If growth increments in beaks are laid down daily as discussed above, our results are consistent with a lifespan for D. gigas of 8 months in Ecuador (Liu [unpubl. data]) and 1.5 years in Chile (Liu et al., 2013b) which is supported by statolith microstructure analysis. The somatic growth in mantle length of D. gigas showed significant linear relationship with age, and the growth rate in waters of Ecuador was higher than in waters off Chile (Fig. 8). The spatial difference in age and somatic growth could be due to a discrepancy in temperature or food availability and quality. Indeed, in warm waters, squid commonly have a shorter lifespan than the same species inhabiting temperate or cold waters (Arkhipkin, 2004) For example, S. oualaniensis living with D. gigas in tropical Ecuadorian waters have a lifespan of no more than 6 months and high growth rate in ML (Liu et al., 2016a in press), while those from the northwestern Indian Ocean have a lifespan of about 1 year and low growth rate in ML (Liu et al., 2009). As Chavez and Messié (2009) indicated, Ecuadorian waters have higher SST than Chilean waters. This might be the reason why the maximum determined age of D. gigas from Ecuadorian waters (240 days) was less than those from Chilean waters (432 days), on the contrary growth rate in ML was higher in Ecuadorian waters.

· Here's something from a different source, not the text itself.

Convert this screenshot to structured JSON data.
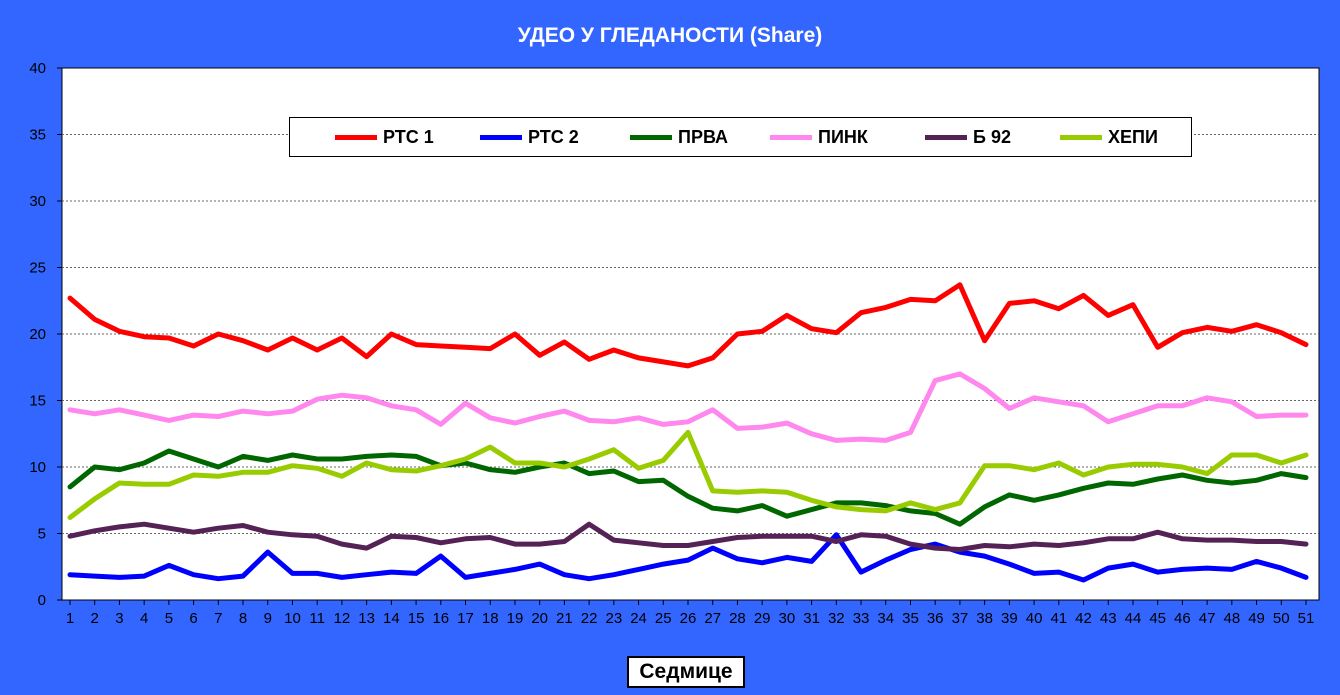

In summary, despite statolith having been systematically used to define squid age, growth increments in D. gigas RSS provide an alternative method of ageing that can be applied to assess regional differences in the growth pattern. Beaks were found to have advantages over statoliths during sampling, extracting, preserving and manipulating, and could provide additional data in those cases where a statolith was unavailable. However, bias in the determination of age due to the erosion of the rostrum tip caused by feeding cannot be ignored (Liu et al., 2015). In addition, beaks have another important advantage over statoliths in that the growth increments in the RSS in the marginal regions are always distinct, whereas this is often not the case in the corresponding area in statoliths. This distribution pattern of growth increments in the beak’s marginal regions can allow the matching of environmental factors (such as SST and chlorophyll a) at the stage of life just before capture much more accurately than when using statoliths. As a consequence, the use of such potentially accurate methods to analyse squid life history, especially when reconstructing migratory routes, have the potential to be more effective than methods which use statoliths (Liu et al., 2016b).